Intervention de Belkhir Belhaddad

Séance en hémicycle du lundi 9 novembre 2020 à 9h00
Projet de loi de finances pour 2021 — Gestion des finances publiques ; transformation et fonction publiques ; crédits non répartis ; régimes sociaux et de retraite ; gestion du patrimoine immobilier de l'État ; pensions ; remboursements et dégrèvements

Photo issue du site de l'Assemblée nationale ou de WikipediaBelkhir Belhaddad, rapporteur pour avis de la commission des affaires sociales :

Il y a quelques mois, qui paraissent un siècle, notre attention était tournée vers la question des retraites. Les crises nous en ont détournés. Elles ont pourtant une incidence massive sur notre système de retraite, dont elles dégradent les équilibres financiers. Surtout, elles renforcent les inégalités en cette période si difficile pour nos concitoyens – des inégalités que nos prédécesseurs ont glissées sous le tapis dans les périodes fastes et qui nous éclatent au visage en temps de crise. C'est sous le double angle de la soutenabilité économique et sociale que j'ai étudié les crédits de la mission « Régimes sociaux et de retraite » et du compte d'affectation spéciale « Pensions » du projet de loi de finances pour 2021.

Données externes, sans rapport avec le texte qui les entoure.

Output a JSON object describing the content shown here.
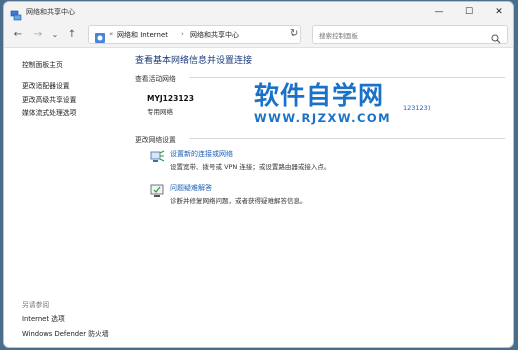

Le premier constat est celui de la dégradation des comptes. Les dernières projections du COR – Conseil d'orientation des retraites – nous informent que le déficit de notre système de retraite passera de 1,9 milliard d'euros en 2019 à 25,4 milliards d'euros en 2020, en raison de la très forte dégradation du produit intérieur brut. Pire, l'Institut Montaigne nous alerte sur un besoin de financement de près de 30 milliards d'euros à l'horizon 2030, soit une dégradation de 20 % au regard des prévisions d'avant-crise. Dès lors, j'ai proposé à mes collègues de la commission des affaires sociales d'approuver la contribution de l'État aux régimes spéciaux déficitaires à hauteur de 6,2 milliards d'euros et d'accepter de consacrer 42,5 milliards d'euros aux pensions civiles et militaires de l'État. Je le fais en conscience et avec la conviction que nous ne pourrons pas longtemps faire l'impasse sur la réforme globale dont notre système a besoin.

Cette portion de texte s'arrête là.